American rheologist and engineer (1912–2014)

Ruth Begun (née Weltmann) (3 April 1912 in Berlin, Germany - 11 November 2014 in Ohio, US). was the first woman to be awarded a physics PhD from the University of Berlin for her thesis on boundary layers of non-compressible fluids. She worked as rheologist and an Aerospace Engineer.

== Scientific work ==
She migrated to the United States in 1937 with her soon-to-be husband Semi Joseph Begun whom she married a year later. In the same year of her migrating, she started working at Interchemical corporation in New York City. In 1941 (or 1948) she moved to Ohio where she joined the NASA Glenn Research center as an Aerospace Engineer and co-developed the spacecraft ion engine before she was discharged of her duties in 1973. In 1976 she filed a lawsuit against NASA claiming she was unlawfully discharging her from her job claiming systemic sex discrimination.

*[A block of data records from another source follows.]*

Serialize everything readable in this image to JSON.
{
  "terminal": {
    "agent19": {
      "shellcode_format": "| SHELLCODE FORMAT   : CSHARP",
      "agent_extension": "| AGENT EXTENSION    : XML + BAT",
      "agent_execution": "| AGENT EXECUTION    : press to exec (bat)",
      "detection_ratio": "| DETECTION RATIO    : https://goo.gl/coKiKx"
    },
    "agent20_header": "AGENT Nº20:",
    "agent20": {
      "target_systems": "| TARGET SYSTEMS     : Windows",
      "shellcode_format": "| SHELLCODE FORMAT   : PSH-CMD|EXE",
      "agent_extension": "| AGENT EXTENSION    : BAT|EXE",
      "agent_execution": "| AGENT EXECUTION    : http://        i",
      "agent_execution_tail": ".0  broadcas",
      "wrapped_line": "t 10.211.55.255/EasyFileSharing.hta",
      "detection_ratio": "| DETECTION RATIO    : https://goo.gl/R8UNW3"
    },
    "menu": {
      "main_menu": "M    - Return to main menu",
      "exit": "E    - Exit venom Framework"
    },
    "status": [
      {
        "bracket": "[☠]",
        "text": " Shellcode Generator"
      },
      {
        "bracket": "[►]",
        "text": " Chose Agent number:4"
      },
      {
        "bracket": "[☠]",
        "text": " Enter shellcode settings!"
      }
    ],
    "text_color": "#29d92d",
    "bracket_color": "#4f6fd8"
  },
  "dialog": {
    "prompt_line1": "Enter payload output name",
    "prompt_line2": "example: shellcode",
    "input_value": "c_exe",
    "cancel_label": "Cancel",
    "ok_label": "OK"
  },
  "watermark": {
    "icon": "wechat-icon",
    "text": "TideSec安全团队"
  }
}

Although women published before her, due to her well documented publications she is considered the 'first woman industrial rheologist'. During her work at Interchemical Corporation she met Henry Green, whom she worked with closely. In 1944, when Green developed an improved Couette-type rotational viscometer she developed and patented an accompanying recorder in 1945.  The flow curves recording mechanism allowed immediate interpretation and calculation of several values plastic viscosity, the yield value, and study the thixotropic behaviour. In her published work she proposed new analysis methods of rotational measurements and studied the properties of colloidal suspensions.

== Charitable work ==
In 1972, the Beguns founded the Society for the Prevention of Violence (SVP) followed by 2001 the 'Begun Foundation' a supporting Foundation of the Jewish Federation of Cleveland, the foundation was dedicated to addressing the increased violence in society.

The Mandel School in Case Western University celebrated The Beguns social work in 2000 by establishing an endowed chair position to support a faculty member working in anti-violence research and education.

== Other ==
Begun wrote her first of book series 'Social Skills: Lessons and Activities for Pre-K' in 1990. Later she co-authored 'Ready-to-Use Violence Prevention Skills Lessons and Activities for Secondary Students' 1998 and 'Ready-to-Use Violence Prevention Skills Lessons and Activities for Elementary Students' in 1999 with Frank J. Huml.